An Uncanny blog from a Baleful child

Shit Happens. Life sucks, and then, you die.






God sure has a very twisted sense of humor.

This is the tale of a Girl who has lots o'time to spare

Come take a glimpse of the world I live in... Where neighbors seldom love you, where people have more hair on their armpits than their heads, Where grammatical errors are are a way of life, and everyone is 26.
And that's just their IQ, nevermind their age!

Friday, March 19, 2010

Pink Panther is a Giant Rock

Have you ever laughed so hard that you wet the place where you were sitting?
I haven’t. I just haven’t met with someone who has, so, just checking.
Well, I have laughed so hard today, I think I just gave myself a hernia. And, no, it’s not because I realized that the idiot on third was doing a man. I watched Pink Panther today for the hundredth time.
To all those who do not know already –I have no life.
There’s this inspector here with the name Clousseau. And boy! Is that guy a LUNATIC! He left Romeo wayyy behind him.
What?
Romeo and Juliet wasn’t a tragic love story. It was a comedy.

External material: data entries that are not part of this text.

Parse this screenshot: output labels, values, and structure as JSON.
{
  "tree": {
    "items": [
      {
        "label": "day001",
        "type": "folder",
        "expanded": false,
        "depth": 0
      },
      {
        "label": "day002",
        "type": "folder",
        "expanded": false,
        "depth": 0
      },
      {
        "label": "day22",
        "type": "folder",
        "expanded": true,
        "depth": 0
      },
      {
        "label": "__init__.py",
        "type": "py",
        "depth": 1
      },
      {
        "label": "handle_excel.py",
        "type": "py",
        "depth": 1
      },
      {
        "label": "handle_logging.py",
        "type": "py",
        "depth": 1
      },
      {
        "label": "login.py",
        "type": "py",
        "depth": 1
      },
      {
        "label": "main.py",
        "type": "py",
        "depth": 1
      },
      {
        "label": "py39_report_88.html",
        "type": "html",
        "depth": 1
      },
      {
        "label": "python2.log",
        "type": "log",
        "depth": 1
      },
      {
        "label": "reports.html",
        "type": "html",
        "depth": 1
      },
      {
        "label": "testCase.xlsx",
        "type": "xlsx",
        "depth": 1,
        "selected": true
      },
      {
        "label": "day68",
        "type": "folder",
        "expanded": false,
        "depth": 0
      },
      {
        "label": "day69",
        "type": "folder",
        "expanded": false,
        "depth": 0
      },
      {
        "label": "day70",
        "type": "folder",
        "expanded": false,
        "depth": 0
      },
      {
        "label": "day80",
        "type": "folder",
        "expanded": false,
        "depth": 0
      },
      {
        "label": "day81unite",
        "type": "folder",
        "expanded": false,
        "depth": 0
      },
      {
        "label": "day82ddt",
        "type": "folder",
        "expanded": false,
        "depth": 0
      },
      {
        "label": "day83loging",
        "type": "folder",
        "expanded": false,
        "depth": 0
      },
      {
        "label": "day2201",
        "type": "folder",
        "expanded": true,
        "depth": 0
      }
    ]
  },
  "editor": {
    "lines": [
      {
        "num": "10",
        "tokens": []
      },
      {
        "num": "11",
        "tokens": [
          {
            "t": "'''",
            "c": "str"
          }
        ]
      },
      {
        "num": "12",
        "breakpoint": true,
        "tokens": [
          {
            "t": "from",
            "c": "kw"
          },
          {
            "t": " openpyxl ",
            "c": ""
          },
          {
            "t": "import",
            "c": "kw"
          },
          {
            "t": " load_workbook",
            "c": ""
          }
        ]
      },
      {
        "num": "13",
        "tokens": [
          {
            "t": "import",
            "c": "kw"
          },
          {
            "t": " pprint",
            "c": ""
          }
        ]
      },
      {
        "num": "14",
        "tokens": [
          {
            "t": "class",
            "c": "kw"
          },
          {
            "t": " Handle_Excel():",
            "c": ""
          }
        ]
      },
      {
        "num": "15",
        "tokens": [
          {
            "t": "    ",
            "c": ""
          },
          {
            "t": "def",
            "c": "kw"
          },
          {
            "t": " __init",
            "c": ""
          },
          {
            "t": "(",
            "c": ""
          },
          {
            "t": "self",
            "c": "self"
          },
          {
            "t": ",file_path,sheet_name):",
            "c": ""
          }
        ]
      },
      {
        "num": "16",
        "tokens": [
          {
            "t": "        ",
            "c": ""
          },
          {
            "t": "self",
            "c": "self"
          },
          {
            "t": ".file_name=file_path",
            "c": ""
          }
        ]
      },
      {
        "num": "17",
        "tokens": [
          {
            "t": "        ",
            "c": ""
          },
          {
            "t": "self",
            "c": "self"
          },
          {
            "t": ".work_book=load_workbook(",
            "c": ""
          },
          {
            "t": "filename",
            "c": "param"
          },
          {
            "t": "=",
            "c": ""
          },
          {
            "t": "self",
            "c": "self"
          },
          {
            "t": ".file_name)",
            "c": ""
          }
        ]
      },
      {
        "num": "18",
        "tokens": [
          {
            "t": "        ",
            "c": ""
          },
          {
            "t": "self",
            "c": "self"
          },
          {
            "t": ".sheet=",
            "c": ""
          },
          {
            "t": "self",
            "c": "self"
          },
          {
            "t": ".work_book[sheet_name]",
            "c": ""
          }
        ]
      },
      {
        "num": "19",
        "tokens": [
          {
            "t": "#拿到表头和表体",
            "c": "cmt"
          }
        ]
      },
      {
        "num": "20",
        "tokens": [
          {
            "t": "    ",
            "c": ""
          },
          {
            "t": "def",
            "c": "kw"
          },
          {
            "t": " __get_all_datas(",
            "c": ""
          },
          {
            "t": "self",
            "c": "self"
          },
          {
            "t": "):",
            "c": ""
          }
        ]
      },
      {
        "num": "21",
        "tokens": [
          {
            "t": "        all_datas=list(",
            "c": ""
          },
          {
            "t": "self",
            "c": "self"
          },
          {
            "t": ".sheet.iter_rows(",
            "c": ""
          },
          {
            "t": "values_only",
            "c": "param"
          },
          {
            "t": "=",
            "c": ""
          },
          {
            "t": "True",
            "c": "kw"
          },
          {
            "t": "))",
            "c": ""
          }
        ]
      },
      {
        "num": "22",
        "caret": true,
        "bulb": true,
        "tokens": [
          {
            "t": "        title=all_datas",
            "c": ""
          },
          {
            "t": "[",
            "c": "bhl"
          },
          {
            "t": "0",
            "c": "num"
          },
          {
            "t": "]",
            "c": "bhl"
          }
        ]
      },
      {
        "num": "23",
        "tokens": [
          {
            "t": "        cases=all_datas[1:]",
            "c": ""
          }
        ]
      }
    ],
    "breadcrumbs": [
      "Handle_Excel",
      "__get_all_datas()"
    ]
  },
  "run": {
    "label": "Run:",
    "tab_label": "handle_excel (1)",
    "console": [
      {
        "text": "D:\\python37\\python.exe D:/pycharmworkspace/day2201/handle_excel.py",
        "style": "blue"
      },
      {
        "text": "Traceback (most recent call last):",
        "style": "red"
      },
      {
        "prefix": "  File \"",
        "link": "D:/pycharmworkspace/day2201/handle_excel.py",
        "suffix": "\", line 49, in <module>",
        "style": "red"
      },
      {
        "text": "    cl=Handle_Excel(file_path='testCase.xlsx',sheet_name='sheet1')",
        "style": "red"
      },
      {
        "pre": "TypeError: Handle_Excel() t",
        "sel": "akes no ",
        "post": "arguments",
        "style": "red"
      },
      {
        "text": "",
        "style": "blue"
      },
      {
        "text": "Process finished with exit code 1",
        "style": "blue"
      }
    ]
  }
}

It all starts with Romeo , a young vivacious boy who is actually in love with a pretty little thing, christened Rosaline. She is –by no means whatsoever –Juliet. She doesn’t love him. He wants to die.
He goes to a ball, in a final attempt to win Rosaline’s heart. He meets Juliet and miraculously forgets about Rosaline. That’s the typical red-blooded male for you!
She loves him, too, but she’s actually the daughter of a family foe. He cannot have her. He wants to die.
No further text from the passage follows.